# BIOS vergisst trotz voller Batterie Einstellungen



## NCphalon (8. Mai 2012)

Moin,

der Rechner meiner Oma vergisst nachdem die Steckdosenleiste ausgeschaltet wurde immer alle BIOS Einstellungen. Dachte erst, dass es an der Batterie liegt, aber die war mehr als voll (3,08V) und eine neue Batterie hat auch nicht geholfen. Muss ich jetzt das Board tauschen?

Athlon 64 X2 3800+
DFI Lanparty UT nForce4 Ultra D
512MB DDR-RAM
Hitachi 80GB HDD
OCZ ModStream 450W


----------



## FreezerX (8. Mai 2012)

Ich kann mir nicht erklären warum das Mainboard inkontinent ist. 
Um welche BIOS-Einstellung geht es eigentlich, wenn das Speichern wichtig ist? 
Deine Oma wird ja kein Overclocking Profil haben .


----------



## NCphalon (8. Mai 2012)

Uhrzeit, Datum, Bootreihenfolge, C'n'Q etc...

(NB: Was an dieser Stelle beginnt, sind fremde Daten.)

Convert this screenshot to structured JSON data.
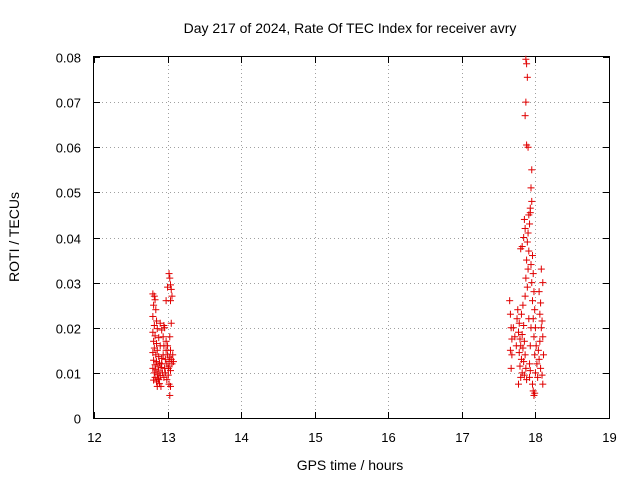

hat sich aber erledigt, hab ihr en anderes Board mit P4 eingebaut


----------



## Stryke7 (8. Mai 2012)

eventuell ein jumper auf reset gestellt?


----------



## JackOnell (8. Mai 2012)

Nur weil sich die Batterie mit passender voltzahl messen lässt heißt das nicht das sie nicht leer ist, denn erst unter last bei bricht die Spannung ein ich gehe mal davon aus das du mit nem multimeter gemessen hast.
Einfach wechseln
Edit
Habe überlesen das du schon umgebaut hast


----------



## ich111 (8. Mai 2012)

Die Batterien, die im PC eingesetzt werden fallen nicht/kaum in der Spannung ab  Erst wenn sie (fast) komplett leer sind wird man da was messen können


----------



## NCphalon (8. Mai 2012)

Man kann die Spannung ja im BIOS auslesen, glaub kritisch wirds wenn sie unter 2,6V sind oder so


----------



## Stryke7 (8. Mai 2012)

auf verdacht würde ich sie aber auch mal tauschen ...   das ist eigentliche die größte fehlerquelle, und wenn der pc von deiner oma ist, könnte ich mir vorstellen, dass er ein alter von dir oder so ist? je nachdem, ob man den pc immer vom strom nimmt, halten die batterien auch nicht ewig ...


----------



## NCphalon (9. Mai 2012)

Wie im Anfangspost erwähnt hat eine brandneue Batterie nix gebracht.

Joa, die Komponenten stammen größtenteils aus meinem ersten Gamingrechner von 2006. 

Jetzt steht er wieder als Zweitrechner bei mir, aufgepeppt mit übertaktung auf 2,8 GHz, 2GB RAM und HD4850 stemmt er sogar Anno 1404 auf max., 8:1 AF und 2x MSAA


----------



## Stryke7 (9. Mai 2012)

du hast den 3800+ auf 2,8ghz übertaktet ?!?! hat der nicht normal nur 1,9 ??? das wären fast 50% ...  hatte davon mal den 5600+.  (bzw liegt der immer noch in der ruine meines alten pcs neben mir), die sind an sich ganz nett. hat sogar zum zocken bis zuletzt ausgereicht, selbst die crysis spiele waren kein problem. war ne tolle baureihe von amd 



ontopic:  ich bin relativ ratlos, mir wenn es kein jumper und keine leere batterie ist, würde ich mal checken, ob die batterie wirklich richtig sitzt (nicht auf dem kopf, überall kontakt etc).   ansonsten weiß ich nicht mehr weiter ....


----------



## Rico-3000 (10. Mai 2012)

hatte das auch schonmal... da war staub auf dem jumper für´s bios-reset...


----------